Neptune moon: Tiny, dark, whizzing space ball captured on film (barely)
Loading...
Finding moons should be easy, right? Look how bright ours is, glowing away up there.
Except that our moon is (1) ridiculously close by, which makes it look bright, (2) ridiculously big, and (3) slow. Other moons like this – big, slow, bright – are relatively easy to find. Galileo spotted the four biggest moons of Jupiter back in the 17th century, using a telescope that worked about as well as a $50 pair of binoculars.
It's harder to find moons that don't follow this pattern. If they're small, or dark, it's much, much harder. Throw in fast – ridiculously fast – and it's no wonder that the most recently discovered moon of Neptune took years to find. This little planet, like a fidgety toddler, "never sits still long enough to have its picture taken," wrote Mark Showalter, the SETI researcher who discovered the tiny moon on July 1.
In fact, it travels over 350,000 miles in less than one Earth day, giving it a speed of about 15,000 miles per hour. It's not the fastest moon in the solar system – Metis, zipping around Jupiter three times a day, goes more than twice as fast – but it's still too fast to photograph easily.
The peppy little moon, currently identified only as S/2004 N 1, appeared in pictures taken by the Hubble Space Telescope between 2004 and 2009. But that's using "appeared" pretty generously. As Dr. Showalter wrote today, "We estimate that it is no more than 20 km across and as dark as if it were paved with dirty asphalt. Naturally, taking its picture requires long exposures. But there’s the rub. If you expose it for too long, the moon vanishes in a blur..." The size and color are both calculations, not measurements, so it's possible that the moon is brighter than asphalt, but that would mean that it's also smaller. So how do you find something small, dark, and fast?
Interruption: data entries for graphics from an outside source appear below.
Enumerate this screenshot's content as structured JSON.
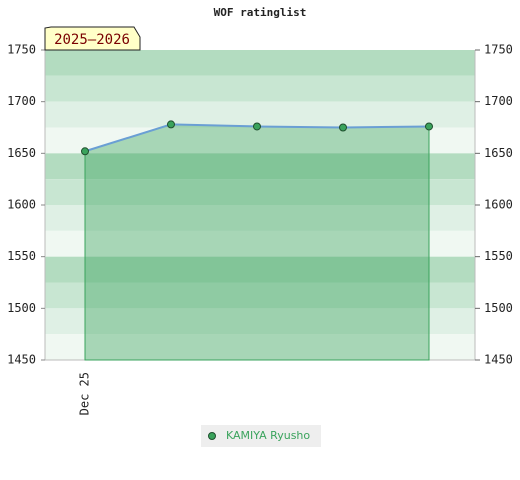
{
  "chart_data": {
    "type": "line",
    "title": "WOF ratinglist",
    "badge": "2025–2026",
    "categories": [
      "Dec 25",
      null,
      null,
      null,
      null
    ],
    "series": [
      {
        "name": "KAMIYA Ryusho",
        "color": "#3aa35c",
        "line_color": "#6a9fd4",
        "values": [
          1652,
          1678,
          1676,
          1675,
          1676
        ]
      }
    ],
    "ylim": [
      1450,
      1750
    ],
    "yticks": [
      1450,
      1500,
      1550,
      1600,
      1650,
      1700,
      1750
    ],
    "y2lim": [
      1450,
      1750
    ],
    "y2ticks": [
      1450,
      1500,
      1550,
      1600,
      1650,
      1700,
      1750
    ]
  }
}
Well, you don't depend on the human eye's ability to spot things. Our eyes are good at seeing color and motion, but they're terrible at seeing tiny, dark smudges against a black sky. So Showalter, a research scientist working on several NASA missions to the outer planets, wrote a computer program to help him comb through Hubble's 150 or so pictures of Neptune. "The procedure I devised predicts where any given moon ought to move from one image to the next," he writes, "and then combines the images with a 'twist' that compensates for the expected motion." He wasn't looking for a moon – after all, he didn't know there was a moon to look for – but developed the technique to examine some arcs in Neptune's rings, which are also nearly invisible.
Showalter has a proven knack for seeing the invisible. He has already discovered five other moons – Saturn's Pan, Uranus's Mab and Cupid, and Pluto's recently named Kerberos and Styx – as well as wispy gas rings around Jupiter, Uranus, and Neptune.
When it occurred to Showalter to use his software to look beyond Neptune's rings, this little moon appeared. And then again. In less than a week, it showed up ten times. He hasn't yet used this technique to look at other planets, but he plans to. "How much deeper could I go in the Hubble data sets?" he asks. "It seems like a promising question to look into."
Discovering a moon is cool enough. Among other things, it usually gives you naming rights, which Showalter exercised when he proposed the names for Pan, Mab, and Cupid to the International Astronomical Union (IAU). Showalter graciously opened the naming of Pluto's moons to the public, who voted overwhelmingly for Vulcan, though the IAU overruled them and selected the #2 and #3 vote-getters. Showalter hopes to involve the public in giving S/2004 N1 a better name, but he's still working out how. "I will say, I've already received suggestions via email, including some pretty good ones," he says.
And discovering this moon in particular raises some fascinating scientific questions. Astronomers thought they'd figured out the story of Neptune's moons, which focuses on the fact that the smaller moons are close in and the bigger moons are farther away from the gas giant. That story does not include having a small, dark rock, barely 12 miles across, whizzing madly out near the orbit of Neptune's bigger moons.
It might have something to do with Triton, Neptune's biggest – and oddest – moon. Triton is enormous – hundreds of times larger than any other moon of Neptune – and it orbits backward with respect to Neptune's own rotation and the orbit of all the other moons, like a car driving the wrong way up a highway. This tells astronomers that Triton wasn't originally part of Neptune's story, but got poached from somewhere else.
"We can be pretty sure that when Triton arrived, it disrupted whatever system of moons was originally circling Neptune," writes Showalter. "The moons that we see today somehow re-formed after that event. With the discovery of S/2004 N 1, the key points of this story have not changed, but we now have one more piece of the puzzle to fit into place."